Shaun isn’t alone. Companies around the world recognize not only the abstract value of continued education but its direct effect on their bottom line. Why is this? Research shows that those who view learning as a lifelong process are better networkers, leaders, problem solvers, and workers.
Continuing Education = Motivated Employees
In his book, Drive: The Surprising Truth About What Motivates Us, author Dan Pink writes that in order for human beings to feel connected to their lives, fulfilled, and motivated, they need three things: autonomy, mastery, and purpose. Education — formal or informal — is the single key that unlocks all three.
Most Americans spend the first 22 years of their lives learning. Then, they go to work and forget all about it. About 42% of Americans will never pick up a book again after college. How do we change this and create a smarter, more resourceful workforce? Why would we want to?

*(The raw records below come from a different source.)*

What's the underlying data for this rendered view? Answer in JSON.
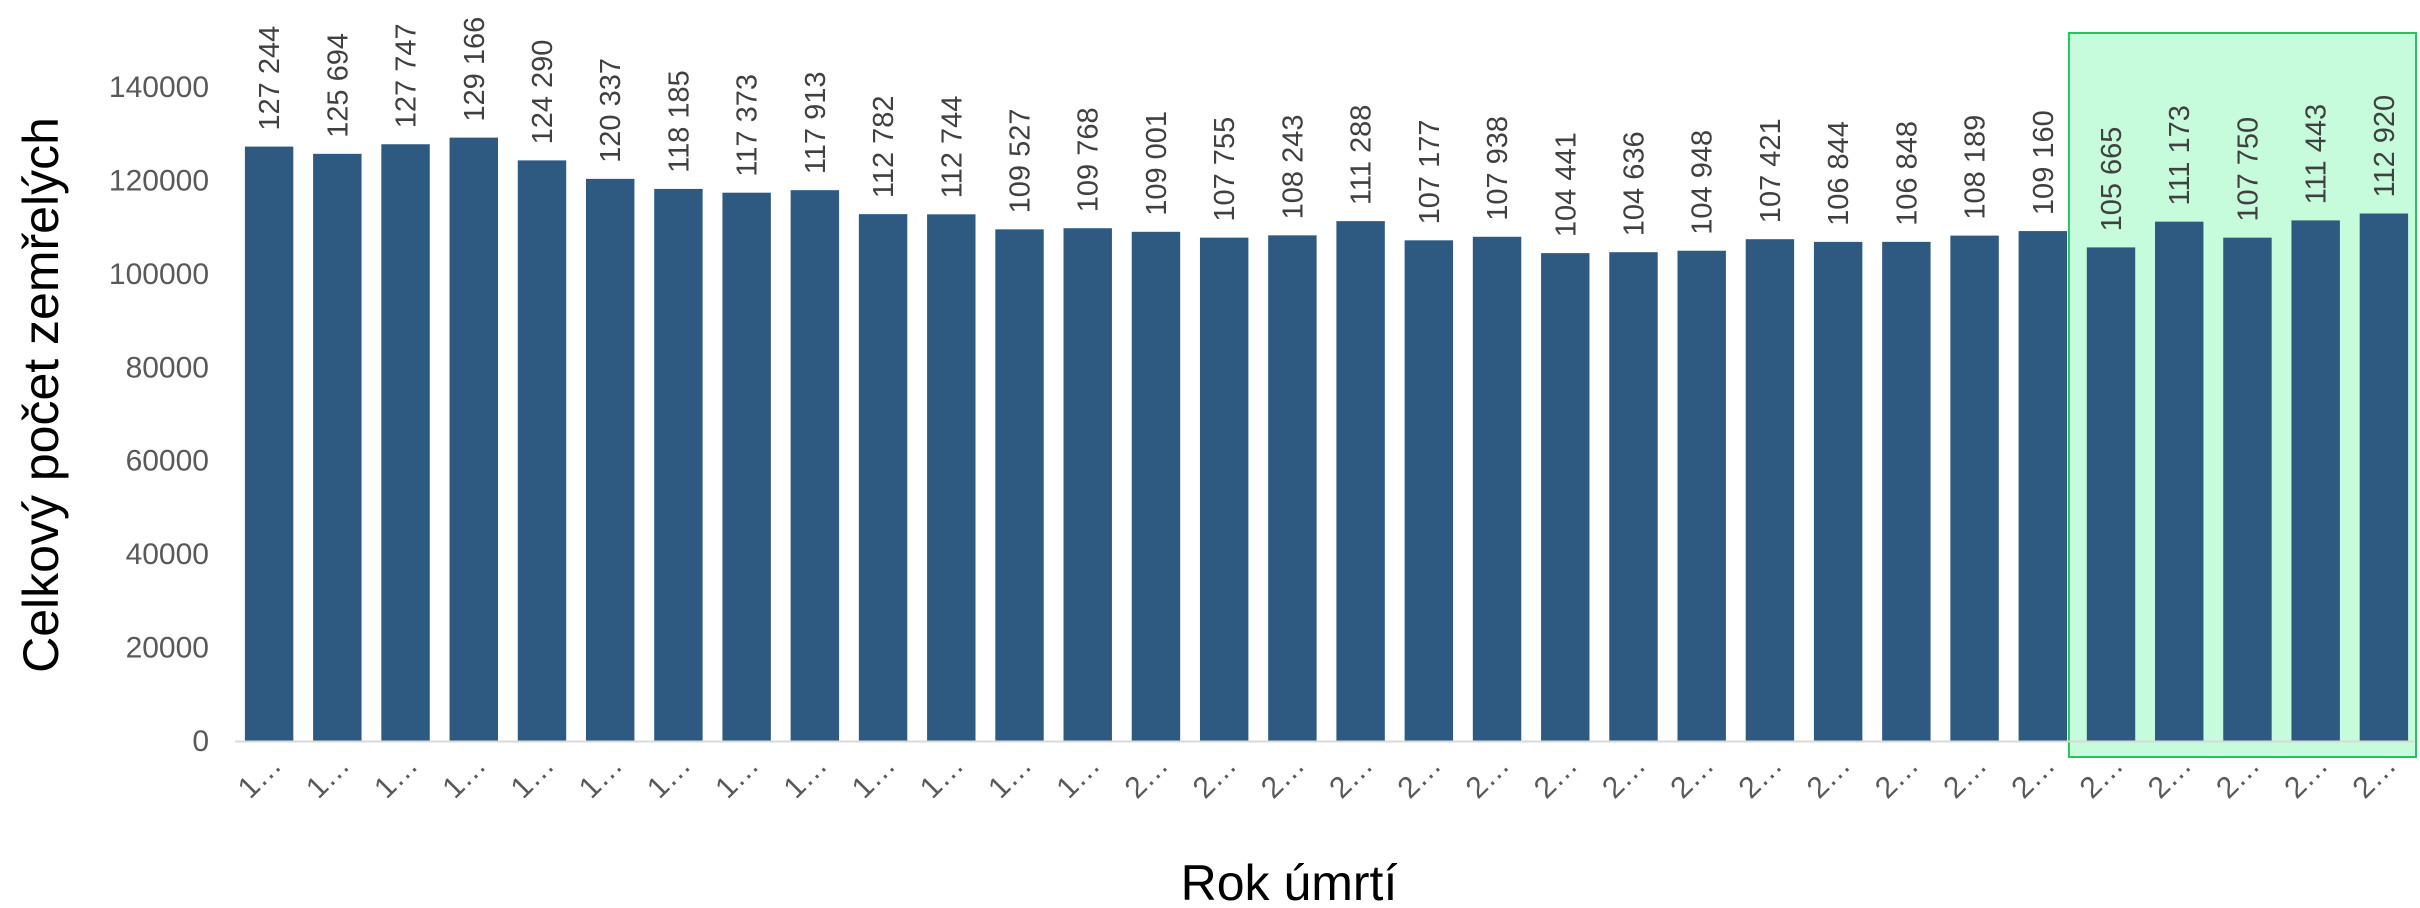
{
  "chart_data": {
    "type": "bar",
    "xlabel": "Rok úmrtí",
    "ylabel": "Celkový počet zemřelých",
    "ylim": [
      0,
      140000
    ],
    "yticks": [
      0,
      20000,
      40000,
      60000,
      80000,
      100000,
      120000,
      140000
    ],
    "grid": false,
    "categories": [
      "1…",
      "1…",
      "1…",
      "1…",
      "1…",
      "1…",
      "1…",
      "1…",
      "1…",
      "1…",
      "1…",
      "1…",
      "1…",
      "2…",
      "2…",
      "2…",
      "2…",
      "2…",
      "2…",
      "2…",
      "2…",
      "2…",
      "2…",
      "2…",
      "2…",
      "2…",
      "2…",
      "2…",
      "2…",
      "2…",
      "2…",
      "2…"
    ],
    "values": [
      127244,
      125694,
      127747,
      129166,
      124290,
      120337,
      118185,
      117373,
      117913,
      112782,
      112744,
      109527,
      109768,
      109001,
      107755,
      108243,
      111288,
      107177,
      107938,
      104441,
      104636,
      104948,
      107421,
      106844,
      106848,
      108189,
      109160,
      105665,
      111173,
      107750,
      111443,
      112920
    ],
    "value_labels": [
      "127 244",
      "125 694",
      "127 747",
      "129 166",
      "124 290",
      "120 337",
      "118 185",
      "117 373",
      "117 913",
      "112 782",
      "112 744",
      "109 527",
      "109 768",
      "109 001",
      "107 755",
      "108 243",
      "111 288",
      "107 177",
      "107 938",
      "104 441",
      "104 636",
      "104 948",
      "107 421",
      "106 844",
      "106 848",
      "108 189",
      "109 160",
      "105 665",
      "111 173",
      "107 750",
      "111 443",
      "112 920"
    ],
    "highlight_range": [
      27,
      31
    ],
    "colors": {
      "bar": "#2E5A82",
      "highlight_fill": "#C6FCDC",
      "highlight_border": "#22C55E",
      "axis_line": "#D9D9D9"
    }
  }
}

The American Society for Training and Development (ASTD) conducted a study of 540 U.S. Corporations. According to the ASTD, groups that spent more on training had 37% higher gross profit per employee than groups that spent the bare minimum. Groups with the highest success spent about 6% of their annual payroll budget on training and continuing education.
Not only that, but the study indicated that firms that invest $1,500 in training per employee, compared to those that spend $125 per employee, experience an average of 24% higher gross profit margins and 218% higher revenue per employee.
The only remaining question is how to get your team on board. Here are some quick suggestions.
Lead By Example
When Shaun pulls into our parking lot every day, one might expect to hear a little Journey blaring out of his speakers. Instead, in the quick seconds before he cuts the engine and steps out of his car for a busy day, employees can catch the sounds of a business audiobook or the last few lines of the latest podcast on marketing and management.
Shaun’s dedication to knowledge is contagious. He encourages employees to share in this knowledge, distributing our company newsletter and weekly “weekend readings” throughout the team. Workers can check out any of the excellent marketing books from the internal library or read them during downtime at their desks. A community of podcast fans even list their latest favorites on the wall of the break room.
Make Continuing Education Easy
Not all extended education has to be expensive or even lengthy. At The Newsletter Pro, if a team member wants to read a book that has to do with their position or growth as a leader, craftsman, or employee, they can! All they have to do is submit a request to our executive assistant — no hoops, no mess, and no reimbursement wait.
Additionally, our team members can access subscriptions to publications like Harvard Business Review and The Wall Street Journal. They can also log on to various training and continuing education online platforms. This includes Lynda.com, a highly robust platform for training of all types. We also make it easy for our team members to explore conference and workshop options, by offering to meet them halfway on costs. When they show an investment in their future and ours, we are willing to invest in that, too.
Make Them The Teachers
Task high-performing members of your team with independent research. Have them report their findings to the rest of the team. When team members are spurred to find and share new ideas, you’re left with highly educated employees. Plus, the “teacher” will learn with a sense of purpose. Relaying new information to others is scientifically proven to increase retention and memory. A half-century ago, a business might have survived solely with its on-hand knowledge. But in today’s competitive world, the only way to the top is through a continuous and concerted effort to learn, innovate, and advance.
Why focus only on your own education when you can exponentially multiply the knowledge, purpose, and power of your employees?